Por que trago tudo isso a lume? A biografia de Felisberti escrita por Chico contorna essas questões usando o mesmo expediente que acabei de usar: teorizando a respeito do assunto. Há vários trechos que são quase pequenos ensaios do biógrafo a respeito da Arte, sua aceitação, a dificuldade do artista em lidar com uma sociedade que exige um pragmatismo que, via de regra, é castrador. Questões que, sem dúvida, com certeza também afligiam o biografado. E, provavelmente fruto da experiência do autor como jornalista, não há exatamente uma narrativa cronológica sobre as ações de Felisberti, mas sim entrevistas entre aspas com amigos, conhecidos, estudiosos e admiradores do artista – só não há a data delas, mas há explicações sobre as circunstâncias como foram conseguidas. O que atende em parte às exigências de historiadores.
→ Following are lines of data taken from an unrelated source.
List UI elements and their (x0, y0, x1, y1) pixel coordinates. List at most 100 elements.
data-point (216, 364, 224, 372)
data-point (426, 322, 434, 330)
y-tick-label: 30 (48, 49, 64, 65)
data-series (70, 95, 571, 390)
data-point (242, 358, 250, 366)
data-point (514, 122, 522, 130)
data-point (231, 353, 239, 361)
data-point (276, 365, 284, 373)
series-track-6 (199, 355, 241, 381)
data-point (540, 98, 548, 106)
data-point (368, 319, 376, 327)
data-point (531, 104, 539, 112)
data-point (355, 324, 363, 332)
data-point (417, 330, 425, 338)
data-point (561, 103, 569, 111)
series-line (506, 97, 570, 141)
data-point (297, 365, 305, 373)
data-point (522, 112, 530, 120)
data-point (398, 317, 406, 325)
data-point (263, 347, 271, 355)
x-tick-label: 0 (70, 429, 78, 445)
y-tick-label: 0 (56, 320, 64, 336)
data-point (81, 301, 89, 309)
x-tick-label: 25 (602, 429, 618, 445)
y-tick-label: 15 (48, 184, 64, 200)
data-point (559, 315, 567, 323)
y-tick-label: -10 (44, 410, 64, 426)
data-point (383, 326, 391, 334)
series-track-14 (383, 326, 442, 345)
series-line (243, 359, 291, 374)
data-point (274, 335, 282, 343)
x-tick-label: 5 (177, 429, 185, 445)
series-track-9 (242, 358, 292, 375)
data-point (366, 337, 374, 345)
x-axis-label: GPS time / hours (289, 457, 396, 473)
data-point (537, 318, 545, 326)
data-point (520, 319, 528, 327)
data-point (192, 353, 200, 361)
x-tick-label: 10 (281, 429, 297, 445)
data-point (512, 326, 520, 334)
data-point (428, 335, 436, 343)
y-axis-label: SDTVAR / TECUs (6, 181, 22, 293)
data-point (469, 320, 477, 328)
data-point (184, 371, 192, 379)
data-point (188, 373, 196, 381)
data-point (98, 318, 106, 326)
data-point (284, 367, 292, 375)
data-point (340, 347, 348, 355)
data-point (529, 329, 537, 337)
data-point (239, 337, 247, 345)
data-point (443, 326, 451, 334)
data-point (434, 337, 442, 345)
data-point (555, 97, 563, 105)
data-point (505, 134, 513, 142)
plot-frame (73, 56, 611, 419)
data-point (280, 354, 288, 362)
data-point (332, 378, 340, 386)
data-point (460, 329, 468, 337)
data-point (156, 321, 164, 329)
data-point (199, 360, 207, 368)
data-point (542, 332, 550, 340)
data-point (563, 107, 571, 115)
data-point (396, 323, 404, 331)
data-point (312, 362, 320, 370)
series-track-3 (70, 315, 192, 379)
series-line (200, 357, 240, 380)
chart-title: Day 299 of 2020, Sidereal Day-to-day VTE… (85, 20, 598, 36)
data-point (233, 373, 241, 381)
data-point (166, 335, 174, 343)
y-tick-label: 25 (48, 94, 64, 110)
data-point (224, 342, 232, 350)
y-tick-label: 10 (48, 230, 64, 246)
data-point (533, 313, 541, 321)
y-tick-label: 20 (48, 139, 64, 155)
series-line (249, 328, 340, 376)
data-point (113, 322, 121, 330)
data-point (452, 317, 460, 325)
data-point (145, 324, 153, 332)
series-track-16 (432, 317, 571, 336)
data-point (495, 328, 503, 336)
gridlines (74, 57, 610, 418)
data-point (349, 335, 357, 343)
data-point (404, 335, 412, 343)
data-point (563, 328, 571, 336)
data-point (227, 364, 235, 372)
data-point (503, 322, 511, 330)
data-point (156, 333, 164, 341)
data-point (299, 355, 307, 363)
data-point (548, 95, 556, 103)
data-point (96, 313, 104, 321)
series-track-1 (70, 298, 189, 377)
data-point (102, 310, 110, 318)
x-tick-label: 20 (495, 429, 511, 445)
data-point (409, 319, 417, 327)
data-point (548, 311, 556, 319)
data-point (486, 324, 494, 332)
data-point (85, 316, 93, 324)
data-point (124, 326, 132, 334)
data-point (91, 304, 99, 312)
Não que devam obrigatoriamente ser atendidas, mas é um método interessante. Isso leva, como diz o subtítulo, a pequenas crônicas sobre como o artista procedia e pensava. Cita-se ipsis litteris, inclusive, crônicas escritas pelo grande nome das letras de Poços de Caldas, Jurandir Ferreira, que foi muito próximo de Felisberti. E quem conhecemos é apenas o artista.
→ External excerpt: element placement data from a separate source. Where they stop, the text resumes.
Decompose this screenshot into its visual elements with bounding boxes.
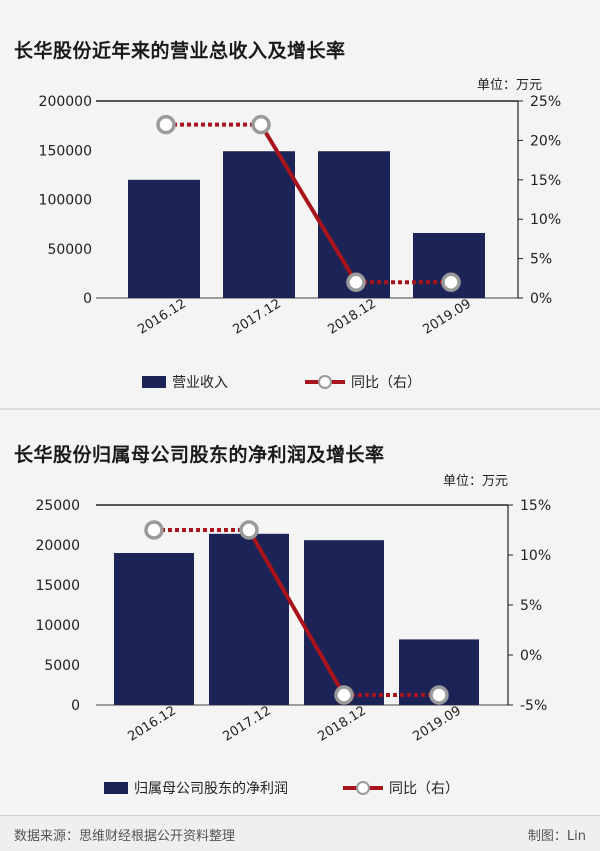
legend-bar-swatch (142, 376, 166, 388)
line-segment (247, 529, 346, 696)
y2-tick-label: 0% (530, 291, 552, 307)
bar (304, 540, 384, 705)
line-point (334, 685, 354, 705)
x-tick-label: 2017.12 (220, 703, 274, 744)
legend-line-swatch (305, 375, 345, 389)
y2-tick-label: 10% (530, 212, 561, 228)
y-tick-label: 0 (83, 291, 92, 307)
line-point (239, 520, 259, 540)
y-tick-label: 25000 (35, 498, 80, 514)
y-tick-label: 50000 (47, 242, 92, 258)
line-point (429, 685, 449, 705)
chart-title: 长华股份归属母公司股东的净利润及增长率 (14, 444, 385, 466)
line-point (441, 272, 461, 292)
x-tick-label: 2019.09 (410, 703, 464, 744)
line-segment (259, 123, 358, 284)
legend-line-swatch (343, 781, 383, 795)
legend-label: 归属母公司股东的净利润 (134, 781, 288, 797)
legend-bar-swatch (104, 782, 128, 794)
y2-tick-label: 10% (520, 548, 551, 564)
legend-item-bars: 营业收入 (142, 372, 228, 392)
net-profit-chart-panel: 长华股份归属母公司股东的净利润及增长率 单位：万元 0 5000 10000 1500… (0, 410, 600, 815)
footer: 数据来源：思维财经根据公开资料整理 制图：Lin (0, 815, 600, 851)
line-point (346, 272, 366, 292)
bar (114, 553, 194, 705)
y-tick-label: 20000 (35, 538, 80, 554)
y2-tick-label: 5% (530, 252, 552, 268)
y2-tick-label: 15% (530, 173, 561, 189)
y2-tick-label: 5% (520, 598, 542, 614)
bar (223, 151, 295, 298)
legend-item-bars: 归属母公司股东的净利润 (104, 778, 288, 798)
x-tick-label: 2017.12 (230, 296, 284, 337)
y2-tick-label: 25% (530, 94, 561, 110)
x-tick-label: 2019.09 (420, 296, 474, 337)
chart-title: 长华股份近年来的营业总收入及增长率 (14, 40, 346, 62)
y-tick-label: 10000 (35, 618, 80, 634)
y2-tick-label: -5% (520, 698, 547, 714)
y-tick-label: 5000 (44, 658, 80, 674)
x-tick-label: 2016.12 (125, 703, 179, 744)
y2-tick-label: 20% (530, 133, 561, 149)
x-tick-label: 2016.12 (135, 296, 189, 337)
unit-label: 单位：万元 (476, 78, 542, 93)
line-point (144, 520, 164, 540)
y-tick-label: 100000 (39, 193, 92, 209)
y-tick-label: 200000 (39, 94, 92, 110)
line-point (156, 114, 176, 135)
y-tick-label: 0 (71, 698, 80, 714)
legend-item-line: 同比（右） (343, 778, 459, 798)
bar (128, 179, 200, 298)
net-profit-chart: 0 5000 10000 15000 20000 25000 -5% 0% 5% 10% 15% 20… (35, 498, 551, 745)
chart-credit: 制图：Lin (527, 829, 586, 844)
legend-label: 同比（右） (351, 375, 421, 391)
line-point (251, 114, 271, 135)
revenue-chart: 0 50000 100000 150000 200000 0% 5% 10% 15% 20% 25%… (39, 94, 562, 338)
y2-tick-label: 0% (520, 648, 542, 664)
unit-label: 单位：万元 (442, 474, 508, 489)
legend-label: 营业收入 (172, 375, 228, 391)
data-source-note: 数据来源：思维财经根据公开资料整理 (14, 829, 236, 844)
legend-label: 同比（右） (389, 781, 459, 797)
legend-item-line: 同比（右） (305, 372, 421, 392)
y-tick-label: 150000 (39, 143, 92, 159)
x-tick-label: 2018.12 (315, 703, 369, 744)
x-tick-label: 2018.12 (325, 296, 379, 337)
panel-divider (0, 408, 600, 410)
y-tick-label: 15000 (35, 578, 80, 594)
revenue-chart-panel: 长华股份近年来的营业总收入及增长率 单位：万元 0 50000 100000 1500… (0, 0, 600, 408)
y2-tick-label: 15% (520, 498, 551, 514)
bar (209, 533, 289, 705)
Um homem extremamente reservado, ele logrou manter-se uma incógnita. Seus amores, seus ódios, todas as paixões que nos tornam humanos, não estão de fato presentes. Infenso ao abstracionismo nas artes plásticas, paradoxalmente tornou-se um ser hermético. Ao biógrafo restou conjecturar, evitando corretamente as armadilhas dos psicologismos, o que inclusive explica ao citar reducionismos freudianos, para traçar um bom perfil.  

Daniel Souza Luz é jornalista, revisor, escritor e professor




Monday, June 07, 2021

Partes De Uma Casa, vários autores

 Esta resenha foi publicada originalmente na página dez da edição número 7526 do Jornal da Cidade (Poços de Caldas/MG) em três de junho de 2021.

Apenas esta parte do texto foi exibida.